RedFox Bastion Features

Complete list of modules and capabilities.

Browser-based access

SSH terminal

Full terminal emulator (xterm.js) over WebSocket. Copy/paste, resize, UTF-8, colour support. No client software or VPN required.

RDP access Coming Soon

Remote Desktop via custom Rust proxy (IronRDP). Clipboard, file transfer, multi-monitor. Rendered in the browser with no ActiveX or plugin. Code written, currently in testing.

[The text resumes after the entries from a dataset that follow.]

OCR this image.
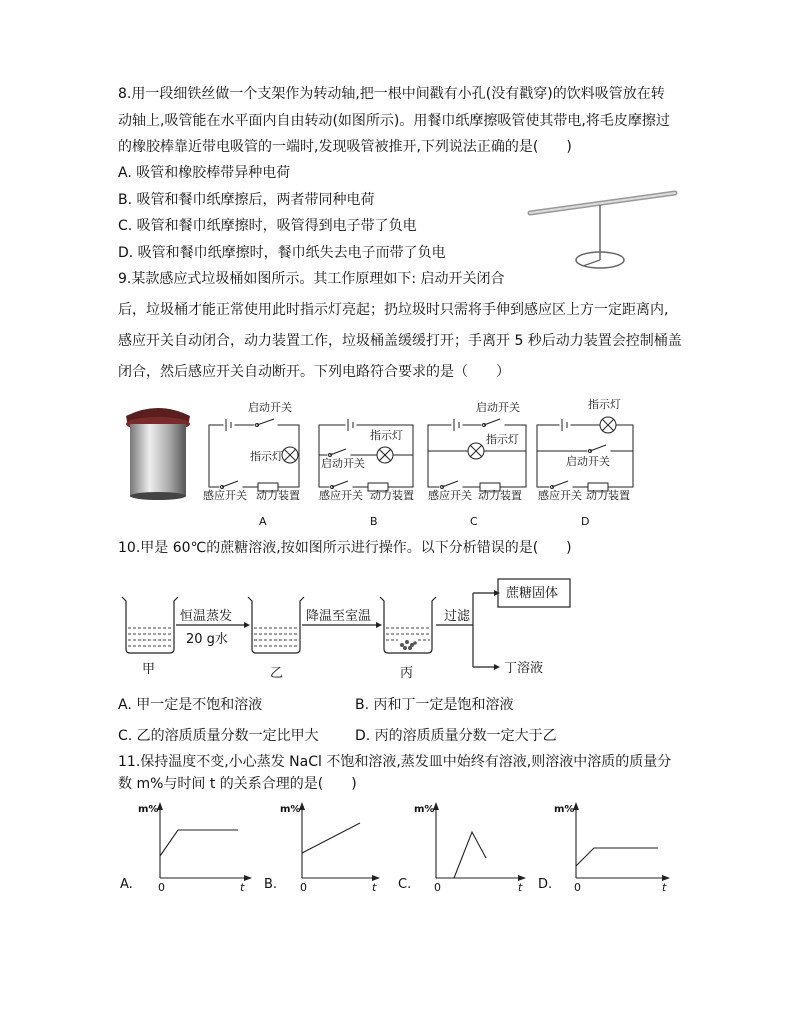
8.用一段细铁丝做一个支架作为转动轴,把一根中间戳有小孔(没有戳穿)的饮料吸管放在转
动轴上,吸管能在水平面内自由转动(如图所示)。用餐巾纸摩擦吸管使其带电,将毛皮摩擦过
的橡胶棒靠近带电吸管的一端时,发现吸管被推开,下列说法正确的是(　　)
A. 吸管和橡胶棒带异种电荷
B. 吸管和餐巾纸摩擦后，两者带同种电荷
C. 吸管和餐巾纸摩擦时，吸管得到电子带了负电
D. 吸管和餐巾纸摩擦时，餐巾纸失去电子而带了负电
9.某款感应式垃圾桶如图所示。其工作原理如下: 启动开关闭合
后，垃圾桶才能正常使用此时指示灯亮起；扔垃圾时只需将手伸到感应区上方一定距离内,
感应开关自动闭合，动力装置工作，垃圾桶盖缓缓打开；手离开 5 秒后动力装置会控制桶盖
闭合，然后感应开关自动断开。下列电路符合要求的是（　　）
启动开关
指示灯
感应开关 动力装置
指示灯
启动开关
感应开关 动力装置
启动开关
指示灯
感应开关 动力装置
指示灯
启动开关
感应开关 动力装置
A	B	C	D
10.甲是 60℃的蔗糖溶液,按如图所示进行操作。以下分析错误的是(　　)
恒温蒸发
20 g水
降温至室温	过滤
蔗糖固体
丁溶液
甲	乙	丙
A. 甲一定是不饱和溶液	B. 丙和丁一定是饱和溶液
C. 乙的溶质质量分数一定比甲大	D. 丙的溶质质量分数一定大于乙
11.保持温度不变,小心蒸发 NaCl 不饱和溶液,蒸发皿中始终有溶液,则溶液中溶质的质量分
数 m%与时间 t 的关系合理的是(　　)
m%	m%	m%	m%
0	0	0	0
t	t	t	t
A.	B.	C.	D.
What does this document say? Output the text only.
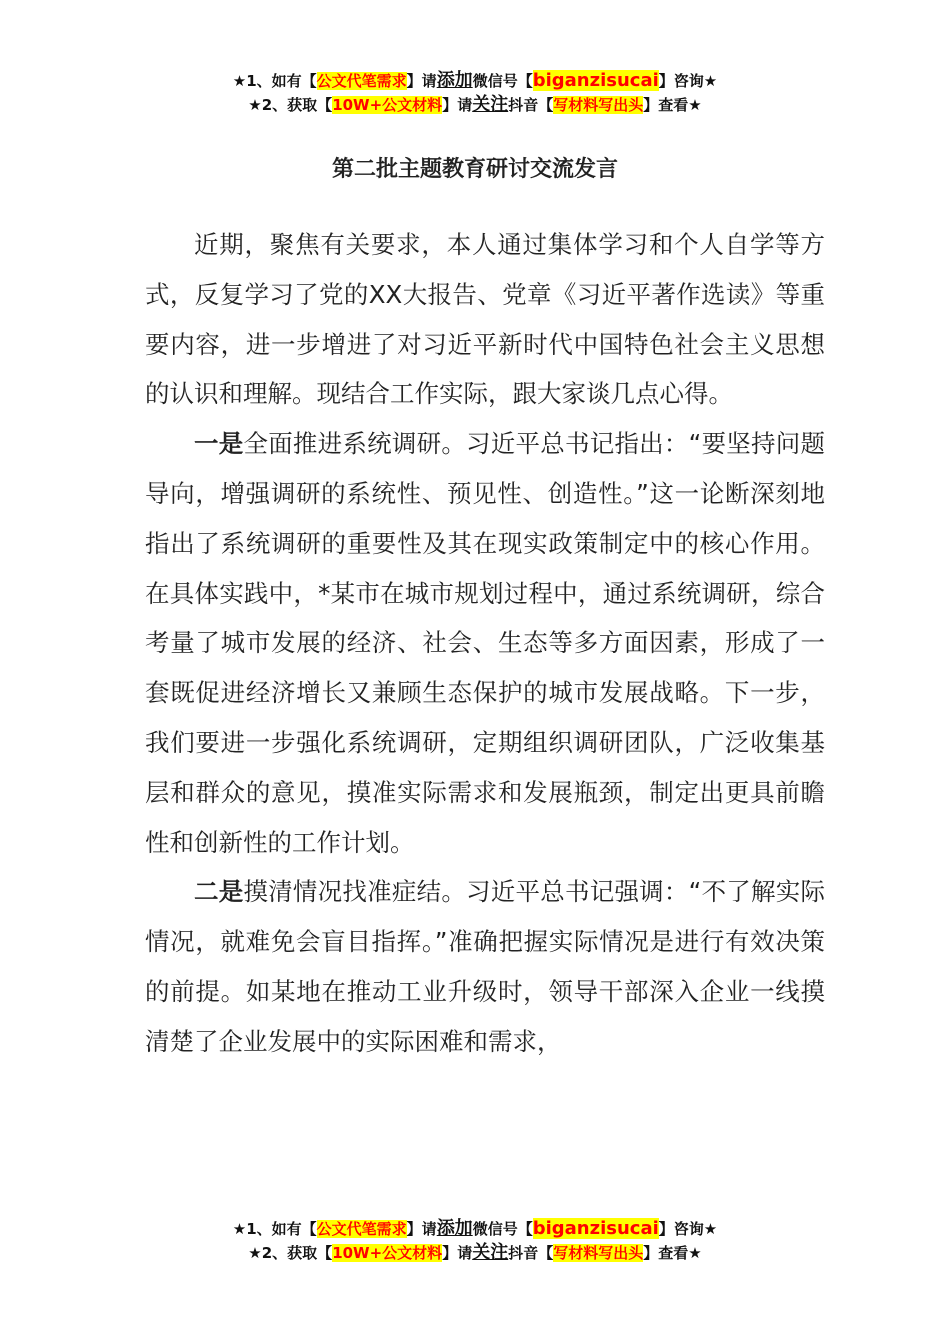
★1、如有【公文代笔需求】请添加微信号【biganzisucai】咨询★
★2、获取【10W+公文材料】请关注抖音【写材料写出头】查看★
第二批主题教育研讨交流发言

近期，聚焦有关要求，本人通过集体学习和个人自学等方式，反复学习了党的XX大报告、党章《习近平著作选读》等重要内容，进一步增进了对习近平新时代中国特色社会主义思想的认识和理解。现结合工作实际，跟大家谈几点心得。

一是全面推进系统调研。习近平总书记指出：“要坚持问题导向，增强调研的系统性、预见性、创造性。”这一论断深刻地指出了系统调研的重要性及其在现实政策制定中的核心作用。在具体实践中，*某市在城市规划过程中，通过系统调研，综合考量了城市发展的经济、社会、生态等多方面因素，形成了一套既促进经济增长又兼顾生态保护的城市发展战略。下一步，我们要进一步强化系统调研，定期组织调研团队，广泛收集基层和群众的意见，摸准实际需求和发展瓶颈，制定出更具前瞻性和创新性的工作计划。

二是摸清情况找准症结。习近平总书记强调：“不了解实际情况，就难免会盲目指挥。”准确把握实际情况是进行有效决策的前提。如某地在推动工业升级时，领导干部深入企业一线摸清楚了企业发展中的实际困难和需求，

★1、如有【公文代笔需求】请添加微信号【biganzisucai】咨询★
★2、获取【10W+公文材料】请关注抖音【写材料写出头】查看★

Application Access (ZTNA) Enterprise

Secure reverse proxy for internal web applications (Grafana, Kibana, admin panels). Identity-aware routing with per-app policy enforcement, no VPN required.

Database proxy Enterprise Coming Soon

Proxied access to PostgreSQL, MySQL, MSSQL. Query logging, role-based restrictions, no direct database exposure. Code written, currently in testing.

Identity & access control

Entra ID authentication (OIDC)

Native OpenID Connect with Microsoft Entra ID. SSO, MFA enforcement inherited from Conditional Access policies. No local passwords.

SAML & LDAP Enterprise

Federate with any SAML 2.0 IdP or LDAP directory. Attribute mapping, group sync, multi-IdP support.

RBAC

Role-based access control: define roles, assign targets per role, restrict by time window or IP range.

JIT access Enterprise

Just-in-time privilege elevation with configurable TTL. Approval workflows, automatic revocation, audit trail.

Security & audit

WORM audit logs

Immutable, append-only log for every connection, command and session event. Tamper-proof by design — compliant with SOC 2, ISO 27001, NIS2.

Session recording

Full SSH session replay (asciinema-compatible). Searchable by user, target, date. Exportable for forensic review.

Credential vault Enterprise

AES-256 encrypted storage for SSH keys and service accounts. Users never see secrets — RedFox injects credentials at connection time.

Operations

Docker Compose deployment

All services are built and run via a single docker-compose.yml. Non-root containers, CI vulnerability scanning (Trivy, cargo-deny, gosec).

HA deployment Enterprise

High-availability via docker-compose-ha.yml: PostgreSQL streaming replication, Redis Sentinel, 2x API instances, Loki + Promtail + Grafana monitoring.

Air-gap deployment Enterprise Planned

Offline licence, pre-built image tarballs, no outbound internet required. Designed for classified and air-gapped environments. Not yet available.